According to Erin Marie Williams-Hatala, a Ph. D. and assistant professor of biology at Chatham University in Pittsburgh, small changes in the anatomy of the primate hand resulted in big functional differences for modern humans. These adaptations to selective pressures—like stone tool production—have resulted in greater grip strength and the ability to rotate both the thumb and pinky to form a unique cupping gesture.

“The changes that are taking place in the human hand and wrist are small,” Williams-Hatala said. “But because we have this really long, really robust thumb that is quite mobile, we can forcefully oppose it with our other digits.”

Williams-Hatala said for a behavior to elicit a selective response, it has to meet a minimum of two criteria: It has to be adaptively significant—important to the survival of the organism—and it has to induce some kind of new biological demand.
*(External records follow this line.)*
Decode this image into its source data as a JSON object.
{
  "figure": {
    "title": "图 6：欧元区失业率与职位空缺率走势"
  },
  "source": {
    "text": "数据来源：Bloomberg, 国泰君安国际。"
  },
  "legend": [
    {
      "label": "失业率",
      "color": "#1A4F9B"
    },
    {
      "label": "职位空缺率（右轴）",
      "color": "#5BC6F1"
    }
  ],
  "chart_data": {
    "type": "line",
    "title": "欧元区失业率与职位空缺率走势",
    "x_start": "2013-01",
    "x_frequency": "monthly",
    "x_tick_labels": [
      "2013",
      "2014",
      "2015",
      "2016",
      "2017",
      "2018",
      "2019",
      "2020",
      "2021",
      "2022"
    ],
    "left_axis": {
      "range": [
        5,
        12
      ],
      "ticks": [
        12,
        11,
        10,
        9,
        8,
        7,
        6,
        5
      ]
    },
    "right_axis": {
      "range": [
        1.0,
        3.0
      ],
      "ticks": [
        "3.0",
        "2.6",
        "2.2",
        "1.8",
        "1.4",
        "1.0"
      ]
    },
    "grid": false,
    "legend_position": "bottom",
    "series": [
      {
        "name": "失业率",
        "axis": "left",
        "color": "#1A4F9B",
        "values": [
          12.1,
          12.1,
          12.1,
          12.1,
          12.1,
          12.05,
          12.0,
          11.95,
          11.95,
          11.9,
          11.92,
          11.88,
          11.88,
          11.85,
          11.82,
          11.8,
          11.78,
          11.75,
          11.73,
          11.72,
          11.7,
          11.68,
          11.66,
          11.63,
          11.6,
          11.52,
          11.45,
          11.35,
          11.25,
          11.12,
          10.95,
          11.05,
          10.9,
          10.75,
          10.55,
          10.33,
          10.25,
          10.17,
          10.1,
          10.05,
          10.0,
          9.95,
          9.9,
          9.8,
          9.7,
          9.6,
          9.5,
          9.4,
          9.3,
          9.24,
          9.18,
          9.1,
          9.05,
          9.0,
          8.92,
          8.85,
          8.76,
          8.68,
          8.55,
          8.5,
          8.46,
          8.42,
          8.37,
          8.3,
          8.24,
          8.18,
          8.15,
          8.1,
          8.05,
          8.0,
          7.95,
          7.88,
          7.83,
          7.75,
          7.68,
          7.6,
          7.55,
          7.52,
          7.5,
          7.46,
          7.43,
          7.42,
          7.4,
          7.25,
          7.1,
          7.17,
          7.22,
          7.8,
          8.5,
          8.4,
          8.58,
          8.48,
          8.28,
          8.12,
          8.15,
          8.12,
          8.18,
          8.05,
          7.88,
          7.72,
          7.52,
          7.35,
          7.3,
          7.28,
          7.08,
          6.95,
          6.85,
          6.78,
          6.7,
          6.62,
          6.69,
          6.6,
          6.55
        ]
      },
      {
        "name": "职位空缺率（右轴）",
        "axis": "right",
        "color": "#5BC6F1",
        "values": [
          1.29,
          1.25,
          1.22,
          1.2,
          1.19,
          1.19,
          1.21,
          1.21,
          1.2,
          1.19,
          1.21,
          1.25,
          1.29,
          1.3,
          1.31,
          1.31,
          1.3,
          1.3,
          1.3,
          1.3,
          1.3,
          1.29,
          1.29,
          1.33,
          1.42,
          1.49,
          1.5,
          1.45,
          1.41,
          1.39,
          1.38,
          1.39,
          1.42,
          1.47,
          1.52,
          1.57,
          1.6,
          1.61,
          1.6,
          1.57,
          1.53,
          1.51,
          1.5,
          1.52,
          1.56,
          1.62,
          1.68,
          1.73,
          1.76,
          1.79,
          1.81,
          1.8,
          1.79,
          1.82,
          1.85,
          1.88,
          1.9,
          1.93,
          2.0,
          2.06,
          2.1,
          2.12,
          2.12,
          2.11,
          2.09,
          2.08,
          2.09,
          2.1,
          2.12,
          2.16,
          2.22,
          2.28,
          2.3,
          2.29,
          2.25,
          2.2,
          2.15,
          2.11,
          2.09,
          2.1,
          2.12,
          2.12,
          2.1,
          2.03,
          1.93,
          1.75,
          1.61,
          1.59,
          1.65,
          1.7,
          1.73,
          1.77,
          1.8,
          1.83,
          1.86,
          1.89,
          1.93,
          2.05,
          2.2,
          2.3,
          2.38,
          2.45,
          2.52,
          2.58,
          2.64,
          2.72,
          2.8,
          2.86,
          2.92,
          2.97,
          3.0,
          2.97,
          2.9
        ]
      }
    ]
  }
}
In this instance, stone tools fit the bill.

“The important thing to keep in mind whenever we’re talking about stone tools and hand evolution is it’s sort of like looking for your keys under a streetlight,” said Carol Ward, a Ph. D. and director of anatomical sciences and curative professor of anatomy at the University of Missouri. “They could be anywhere, but you can only see under the streetlight, so that’s where you look.”

In a paper published Jan. 7 in the Proceedings of the National Academies of Science, Ward and her team presented evidence for the earliest fully modern human hand in the fossil record, which was dated to 1.42 million years ago. 
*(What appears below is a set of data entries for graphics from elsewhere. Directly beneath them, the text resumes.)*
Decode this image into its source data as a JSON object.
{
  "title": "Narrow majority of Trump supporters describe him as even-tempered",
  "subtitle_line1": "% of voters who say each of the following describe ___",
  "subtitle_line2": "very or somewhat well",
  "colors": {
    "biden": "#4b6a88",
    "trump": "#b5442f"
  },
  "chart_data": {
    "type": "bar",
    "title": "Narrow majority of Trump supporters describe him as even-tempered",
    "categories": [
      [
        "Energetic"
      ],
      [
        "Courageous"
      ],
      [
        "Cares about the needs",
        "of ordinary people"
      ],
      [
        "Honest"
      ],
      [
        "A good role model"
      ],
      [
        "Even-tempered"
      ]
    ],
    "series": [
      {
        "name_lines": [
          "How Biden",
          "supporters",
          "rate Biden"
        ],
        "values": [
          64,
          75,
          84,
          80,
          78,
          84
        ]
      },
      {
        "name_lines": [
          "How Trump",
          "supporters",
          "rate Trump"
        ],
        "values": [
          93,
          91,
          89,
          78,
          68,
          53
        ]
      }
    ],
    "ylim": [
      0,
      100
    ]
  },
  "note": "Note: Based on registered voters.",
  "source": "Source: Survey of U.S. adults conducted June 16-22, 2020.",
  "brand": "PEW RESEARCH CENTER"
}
“Right around 1.6 million years ago, we see a much more advanced kind of hand-axe appear,” Ward said. “That’s right around when we see this change in the hand, so it may indicate a step up in how important the tools were, that they were using them all of the time.” 

Ward said stone tools are what appear early on in the archaeological record. This does not mean that hominid forerunners were not also using implements like branches, bones or sticks as tools to interact with their environment, but that those objects do not preserve over long periods of time as well as stone.
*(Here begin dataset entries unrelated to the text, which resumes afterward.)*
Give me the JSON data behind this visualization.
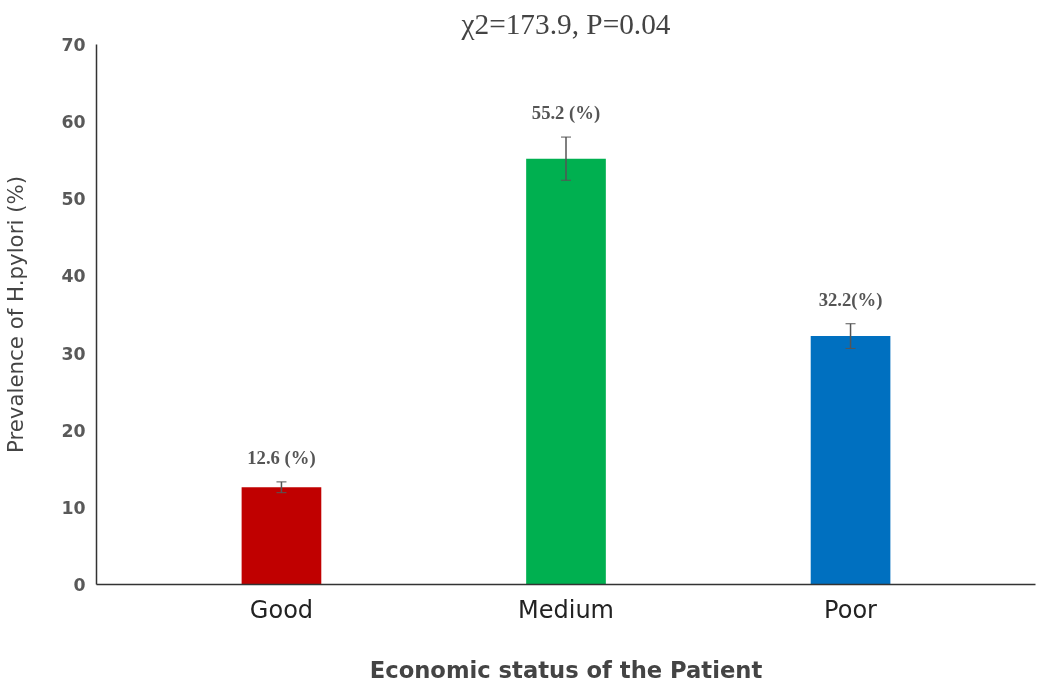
{
  "chart_data": {
    "type": "bar",
    "title": "χ2=173.9, P=0.04",
    "xlabel": "Economic status of the Patient",
    "ylabel": "Prevalence of H.pylori (%)",
    "categories": [
      "Good",
      "Medium",
      "Poor"
    ],
    "values": [
      12.6,
      55.2,
      32.2
    ],
    "colors": [
      "#c00000",
      "#00b050",
      "#0070c0"
    ],
    "errors": [
      0.7,
      2.8,
      1.6
    ],
    "value_labels": [
      "12.6 (%)",
      "55.2 (%)",
      "32.2(%)"
    ],
    "ylim": [
      0,
      70
    ],
    "yticks": [
      0,
      10,
      20,
      30,
      40,
      50,
      60,
      70
    ],
    "grid": false
  }
}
“We need to keep in mind that because of how fossil preservation works, there will be pieces of the puzzle we’ll never see in the record,” Ward said. “We might only see the stones, but it doesn’t mean that that’s the most important behavior we were doing with our hands.”

Key said the study showed a lot of variation of force pressure depending on how the hands were manipulating the stone, ranging from a couple of hundred grams to several kilograms of pressure. 

“There doesn’t have to be a massive recruitment [of force] for there to be a selective pressure in place,” Key said. “If you look at something that requires very delicate motions, like the repetitive strain of playing the piano, there’s still that pressure and strain on the hands.”

According to Key, while some of the values reported in his research appear to be low, they do not necessarily represent the forces being exerted through the fingers and thumb when they are being recruited for use but reference the “zero” value—the measurement of force when the thumb is recruited without other fingers. He said even a low amount of pressure exerted on the hands of humanity’s primate ancestors from a habitual action, like making and using stone tools, could still result in a very pronounced effect on how they evolve.

Williams-Hatala said primates perform a variety of behaviors with their hands and wrists that humans cannot, like knuckle walking and leaping between trees. Although some of the evolutionary changes that resulted in human hands developing as they have also allow for improved dexterity, a different  variety of grips and degrees of strength position.

“But if you have to have a thumb war with a chimpanzee, as long as he doesn’t rip your thumb off, you’re going to win,” she said.